Wisecrack Zodiac: Sept. 7, 2023

Beth Barlett

VIRGO: On Friday, you’re the tuba in an all-kazoo band; you’re not quite as annoying as everyone else, but you’re best enjoyed at a distance. Everyone’s giving you space, so toot to your heart’s content.

LIBRA: Fall is in the air, but you’re hiding under the bed. Don’t worry; you can still wear white shoes after Labor Day, it’s only the blazing orange Speedo and knee pads your boss doesn’t like. At this point, he’d be happy even if you wore a toga.

SCORPIO: No one wants to invest in your latest business idea, but that’s only because they haven’t seen your all-ferret answering service and beauty salon in action. Release your furry squad in the bank; you’ll be encouraged by all the whooping and hollering.

SAGITTARIUS: You’re feeling so good on Saturday, you just float over the potholes on the road of life. Ignore those who try to bump you into their own demolition derby.

CAPRICORN: The best things in life are free, but getting to them requires gas money, digital coupons and sweet-talking HR for some time off. Do what you need to get where you want; after that, you’re truly free.

AQUARIUS: Your boss throws a ton of crap your way, but the joke’s on him; you just bought a gas mask and a jumbo pooper scooper on Amazon. Pop in those earbuds, listen to some tunes and shovel with a smile.

PISCES: The Universe tries to make your cards disappear, but you see right through the illusion. Reach into its pocket and pull out the King of Hearts. While you’re at it, steal the karmic car keys and wallet, too. You’ve earned it.

ARIES: There’s a spot of good fortune heading your way this week.
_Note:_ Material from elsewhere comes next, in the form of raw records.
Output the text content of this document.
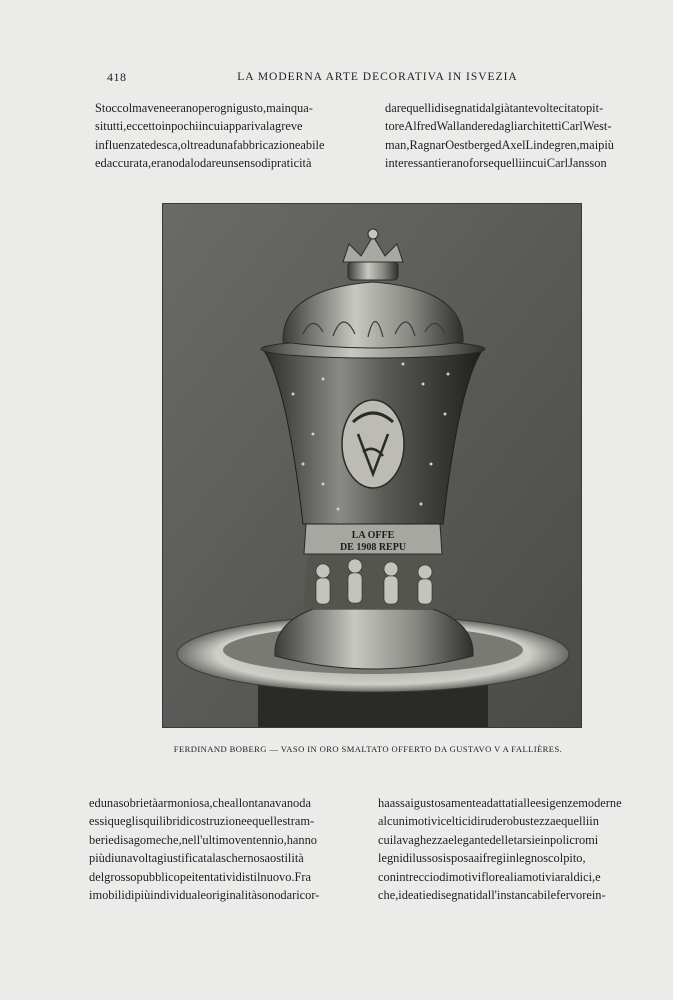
418	LA MODERNA ARTE DECORATIVA IN ISVEZIA
Stoccolmaveneeranoperognigusto,mainqua-
situtti,eccettoinpochiincuiapparivalagreve
influenzatedesca,oltreadunafabbricazioneabile
edaccurata,eranodalodareunsensodipraticità
darequellidisegnatidalgiàtantevoltecitatopit-
toreAlfredWallanderedagliarchitettiCarlWest-
man,RagnarOestbergedAxelLindegren,maipiù
interessantieranoforsequelliincuiCarlJansson
LA OFFE
DE 1908 REPU
FERDINAND BOBERG — VASO IN ORO SMALTATO OFFERTO DA GUSTAVO V A FALLIÈRES.
edunasobrietàarmoniosa,cheallontanavanoda
essiqueglisquilibridicostruzioneequellestram-
beriedisagomeche,nell'ultimoventennio,hanno
piùdiunavoltagiustificatalaschernosaostilità
delgrossopubblicopeitentatividistilnuovo.Fra
imobilidipiùindividualeoriginalitàsonodaricor-
haassaigustosamenteadattatialleesigenzemoderne
alcunimotivicelticidiruderobustezzaequelliin
cuilavaghezzaelegantedelletarsieinpolicromi
legnidilussosisposaaifregiinlegnoscolpito,
conintrecciodimotiviflorealiamotiviaraldici,e
che,ideatiedisegnatidall'instancabilefervorein-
It’s on your favorite shirt, though, so you’ll have to decide between getting money and doing laundry. It’s a battle between your bank account and your OCD.

TAURUS: A bird in the hand may be worth two in the bush, but they’re all a protected species. It’s OK, you’re not much of a hunter anyway. Explore your email for a 2-for-1 pizza coupon, and you’ll still be your family’s hero.
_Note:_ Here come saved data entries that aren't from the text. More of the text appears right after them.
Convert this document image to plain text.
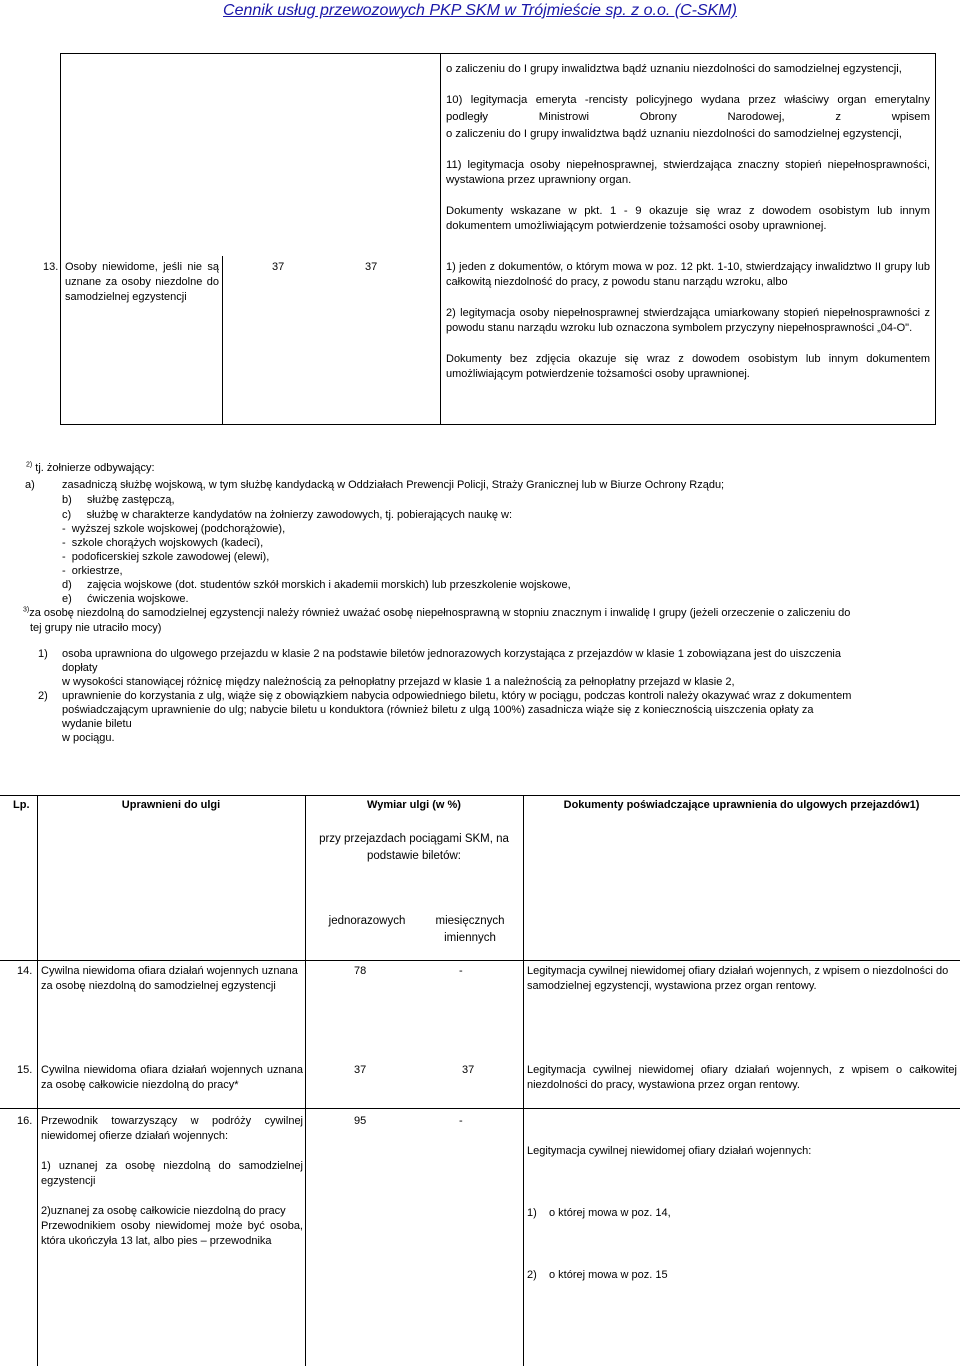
Cennik usług przewozowych PKP SKM w Trójmieście sp. z o.o. (C-SKM)

o zaliczeniu do I grupy inwalidztwa bądź uznaniu niezdolności do samodzielnej egzystencji,

10) legitymacja emeryta -rencisty policyjnego wydana przez właściwy organ emerytalny

podległy Ministrowi Obrony Narodowej, z wpisem

o zaliczeniu do I grupy inwalidztwa bądź uznaniu niezdolności do samodzielnej egzystencji,

11) legitymacja osoby niepełnosprawnej, stwierdzająca znaczny stopień niepełnosprawności, wystawiona przez uprawniony organ.

Dokumenty wskazane w pkt. 1 - 9 okazuje się wraz z dowodem osobistym lub innym dokumentem umożliwiającym potwierdzenie tożsamości osoby uprawnionej.

13. Osoby niewidome, jeśli nie są uznane za osoby niezdolne do samodzielnej egzystencji
37	37	1) jeden z dokumentów, o którym mowa w poz. 12 pkt. 1-10, stwierdzający inwalidztwo II grupy lub całkowitą niezdolność do pracy, z powodu stanu narządu wzroku, albo

2) legitymacja osoby niepełnosprawnej stwierdzająca umiarkowany stopień niepełnosprawności z powodu stanu narządu wzroku lub oznaczona symbolem przyczyny niepełnosprawności „04-O".

Dokumenty bez zdjęcia okazuje się wraz z dowodem osobistym lub innym dokumentem umożliwiającym potwierdzenie tożsamości osoby uprawnionej.

$^{2)}$ tj. żołnierze odbywający:
a) zasadniczą służbę wojskową, w tym służbę kandydacką w Oddziałach Prewencji Policji, Straży Granicznej lub w Biurze Ochrony Rządu;
b)     służbę zastępczą,
c)     służbę w charakterze kandydatów na żołnierzy zawodowych, tj. pobierających naukę w:
-  wyższej szkole wojskowej (podchorążowie),
-  szkole chorążych wojskowych (kadeci),
-  podoficerskiej szkole zawodowej (elewi),
-  orkiestrze,
d)     zajęcia wojskowe (dot. studentów szkół morskich i akademii morskich) lub przeszkolenie wojskowe,
e)     ćwiczenia wojskowe.
$^{3)}$za osobę niezdolną do samodzielnej egzystencji należy również uważać osobę niepełnosprawną w stopniu znacznym i inwalidę I grupy (jeżeli orzeczenie o zaliczeniu do
tej grupy nie utraciło mocy)
1) osoba uprawniona do ulgowego przejazdu w klasie 2 na podstawie biletów jednorazowych korzystająca z przejazdów w klasie 1 zobowiązana jest do uiszczenia
dopłaty
w wysokości stanowiącej różnicę między należnością za pełnopłatny przejazd w klasie 1 a należnością za pełnopłatny przejazd w klasie 2,
2) uprawnienie do korzystania z ulg, wiąże się z obowiązkiem nabycia odpowiedniego biletu, który w pociągu, podczas kontroli należy okazywać wraz z dokumentem
poświadczającym uprawnienie do ulg; nabycie biletu u konduktora (również biletu z ulgą 100%) zasadnicza wiąże się z koniecznością uiszczenia opłaty za
wydanie biletu
w pociągu.
Lp.	Uprawnieni do ulgi	Wymiar ulgi (w %)	Dokumenty poświadczające uprawnienia do ulgowych przejazdów1)
przy przejazdach pociągami SKM, na podstawie biletów:
jednorazowych	miesięcznych imiennych
14. Cywilna niewidoma ofiara działań wojennych uznana za osobę niezdolną do samodzielnej egzystencji
78	-	Legitymacja cywilnej niewidomej ofiary działań wojennych, z wpisem o niezdolności do samodzielnej egzystencji, wystawiona przez organ rentowy.
15. Cywilna niewidoma ofiara działań wojennych uznana za osobę całkowicie niezdolną do pracy*
37	37	Legitymacja cywilnej niewidomej ofiary działań wojennych, z wpisem o całkowitej niezdolności do pracy, wystawiona przez organ rentowy.
16. Przewodnik towarzyszący w podróży cywilnej niewidomej ofierze działań wojennych:

1) uznanej za osobę niezdolną do samodzielnej egzystencji

2)uznanej za osobę całkowicie niezdolną do pracy

Przewodnikiem osoby niewidomej może być osoba, która ukończyła 13 lat, albo pies – przewodnika

95	-

Legitymacja cywilnej niewidomej ofiary działań wojennych:

1)    o której mowa w poz. 14,

2)    o której mowa w poz. 15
GEMINI: You can dance like no one’s watching, but it’s only fun when someone is actually pointing their phone at you and making you go viral. Try it spontaneously at the supermarket on Tuesday; you’ll either be an influencer or a mental patient by the end of the day.

CANCER: A wonderful opportunity beckons, but you’re afraid it’s just going to drug your drink and steal your wallet. Relax; everything isn’t out to get you. But, bring your own bottle of soda just to make sure.

LEO: Just when you’re ready to relax, all eyes are on you to step up and be the hero. Good news for you: Your tights are at the cleaners and the Bat-signal has a burned-out bulb. Kick back with your significant other, watch some movies, and let the chaos roll past.